BJP sources underlined that the MP of Surat, where the rebels are holed up, is C.R. Patil, a Marathi who heads the Gujarat BJP and is considered “extremely close” to Prime Minister Narendra Modi.

“We are closely monitoring the developments but we have nothing to do with whatever is happening in the Shiv Sena,” Maharashtra BJP president Chandrakant Patil said in a media address in Mumbai.

“Eknath Shinde’s decision (to revolt) is not the BJP’s game plan.”

Fadnavis, former Maharashtra chief minister and now leader of the Opposition in the state, had rushed to Delhi in the morning to “brief the leadership and seek directions”, party insiders said.

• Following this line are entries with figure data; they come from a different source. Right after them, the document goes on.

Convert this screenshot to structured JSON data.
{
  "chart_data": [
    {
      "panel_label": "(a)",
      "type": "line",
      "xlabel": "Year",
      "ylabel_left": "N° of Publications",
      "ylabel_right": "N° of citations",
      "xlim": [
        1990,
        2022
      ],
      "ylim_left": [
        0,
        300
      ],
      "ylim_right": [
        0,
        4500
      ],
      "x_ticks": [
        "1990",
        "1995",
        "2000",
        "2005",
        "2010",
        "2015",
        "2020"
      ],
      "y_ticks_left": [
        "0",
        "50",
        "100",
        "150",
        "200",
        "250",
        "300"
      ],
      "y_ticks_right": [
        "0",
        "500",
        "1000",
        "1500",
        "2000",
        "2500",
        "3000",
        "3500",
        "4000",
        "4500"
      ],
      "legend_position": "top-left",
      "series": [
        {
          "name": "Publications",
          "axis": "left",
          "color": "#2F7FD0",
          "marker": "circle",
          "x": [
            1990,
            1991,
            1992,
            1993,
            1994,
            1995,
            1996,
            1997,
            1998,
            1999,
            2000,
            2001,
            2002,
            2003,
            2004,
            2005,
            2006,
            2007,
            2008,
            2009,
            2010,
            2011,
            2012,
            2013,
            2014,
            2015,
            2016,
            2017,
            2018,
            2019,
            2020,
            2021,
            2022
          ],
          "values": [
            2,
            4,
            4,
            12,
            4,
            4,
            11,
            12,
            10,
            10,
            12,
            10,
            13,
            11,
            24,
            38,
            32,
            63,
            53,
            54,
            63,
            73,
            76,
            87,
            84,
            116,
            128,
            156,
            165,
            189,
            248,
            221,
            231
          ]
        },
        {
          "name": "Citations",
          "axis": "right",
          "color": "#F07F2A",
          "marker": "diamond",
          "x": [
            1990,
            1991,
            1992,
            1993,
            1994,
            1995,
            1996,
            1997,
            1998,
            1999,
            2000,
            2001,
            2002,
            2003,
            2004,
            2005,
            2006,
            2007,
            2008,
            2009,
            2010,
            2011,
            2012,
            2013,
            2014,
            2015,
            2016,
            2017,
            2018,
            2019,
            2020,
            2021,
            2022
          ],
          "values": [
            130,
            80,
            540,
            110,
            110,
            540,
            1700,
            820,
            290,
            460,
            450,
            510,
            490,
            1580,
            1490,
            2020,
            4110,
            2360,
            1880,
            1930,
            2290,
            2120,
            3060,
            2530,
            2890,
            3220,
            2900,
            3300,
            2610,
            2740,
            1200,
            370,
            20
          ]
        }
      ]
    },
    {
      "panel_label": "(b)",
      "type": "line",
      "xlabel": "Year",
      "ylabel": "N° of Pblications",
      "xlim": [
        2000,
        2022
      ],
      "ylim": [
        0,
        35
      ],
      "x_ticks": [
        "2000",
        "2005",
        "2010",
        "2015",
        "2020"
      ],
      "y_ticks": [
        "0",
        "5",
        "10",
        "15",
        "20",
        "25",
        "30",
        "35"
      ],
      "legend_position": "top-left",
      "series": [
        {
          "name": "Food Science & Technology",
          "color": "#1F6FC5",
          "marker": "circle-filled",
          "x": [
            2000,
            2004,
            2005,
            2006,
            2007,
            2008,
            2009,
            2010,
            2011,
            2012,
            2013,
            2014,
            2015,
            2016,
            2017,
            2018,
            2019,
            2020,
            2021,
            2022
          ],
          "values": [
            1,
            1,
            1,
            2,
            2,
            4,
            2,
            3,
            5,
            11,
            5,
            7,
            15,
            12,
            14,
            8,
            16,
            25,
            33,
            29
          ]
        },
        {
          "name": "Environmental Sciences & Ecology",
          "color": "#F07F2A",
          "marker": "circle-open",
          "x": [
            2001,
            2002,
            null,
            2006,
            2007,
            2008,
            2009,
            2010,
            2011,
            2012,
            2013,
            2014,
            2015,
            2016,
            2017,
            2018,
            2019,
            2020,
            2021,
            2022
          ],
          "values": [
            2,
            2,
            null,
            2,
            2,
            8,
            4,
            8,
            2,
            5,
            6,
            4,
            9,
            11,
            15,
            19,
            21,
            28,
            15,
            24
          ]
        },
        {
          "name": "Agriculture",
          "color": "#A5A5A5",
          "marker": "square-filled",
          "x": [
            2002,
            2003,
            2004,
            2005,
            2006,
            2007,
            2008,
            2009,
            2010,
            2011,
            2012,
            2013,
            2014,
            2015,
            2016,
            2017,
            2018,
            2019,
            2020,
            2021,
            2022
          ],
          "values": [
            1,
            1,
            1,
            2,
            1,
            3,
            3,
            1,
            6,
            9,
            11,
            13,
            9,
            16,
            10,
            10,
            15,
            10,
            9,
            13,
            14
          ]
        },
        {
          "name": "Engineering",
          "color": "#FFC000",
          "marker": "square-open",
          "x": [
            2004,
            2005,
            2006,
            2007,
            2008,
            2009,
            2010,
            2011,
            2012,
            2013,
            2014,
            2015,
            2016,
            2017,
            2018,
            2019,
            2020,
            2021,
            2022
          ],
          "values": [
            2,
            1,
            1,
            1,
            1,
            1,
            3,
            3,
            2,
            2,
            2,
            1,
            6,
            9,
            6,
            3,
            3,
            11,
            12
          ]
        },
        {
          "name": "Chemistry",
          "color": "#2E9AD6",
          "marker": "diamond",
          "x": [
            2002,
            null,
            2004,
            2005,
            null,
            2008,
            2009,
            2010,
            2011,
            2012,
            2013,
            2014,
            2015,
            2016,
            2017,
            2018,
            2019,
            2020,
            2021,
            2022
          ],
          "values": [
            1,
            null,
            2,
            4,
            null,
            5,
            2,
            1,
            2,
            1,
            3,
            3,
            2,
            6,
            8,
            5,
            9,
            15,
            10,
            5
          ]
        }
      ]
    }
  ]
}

They claimed that Fadnavis, who had been trying to destabilise the Sena-NCP-Congress coalition government for over two years, had engineered the revolt and assured the central leadership that the BJP would soon govern Maharashtra and control the country’s financial capital, Mumbai.

The Sena had fought the 2019 Assembly elections in alliance with the BJP. But the alliance came apart after the polls when the Sena claimed the BJP had promised it the chief minister’s chair and the ally denied it. The Sena dumped the BJP and formed a coalition government with the NCP and the Congress.

The Sena rebellion comes after the BJP, boosted by cross-voting in the Maharashtra Assembly, won a fifth seat in Monday’s legislative council elections.

With 106 members in a 288-strong Assembly, the BJP had the numbers to win just four of the 10 seats up for grabs, but eventually garnered 134 votes and five seats. The Sena-NCP-Congress has a combined strength of 152 MLAs.

On Tuesday, BJP sources cited Monday’s results and the ongoing rebellion to claim their party was within striking distance of forming the government in Maharashtra.

“After Maharashtra, the next target will be Jharkhand,” a BJP leader said.

In Madhya Pradesh and Karnataka, resignations by Congress and JDS lawmakers had brought the House strength and majority mark down, allowing the BJP to form the government and later bring the turncoats back into the Assembly through by-elections.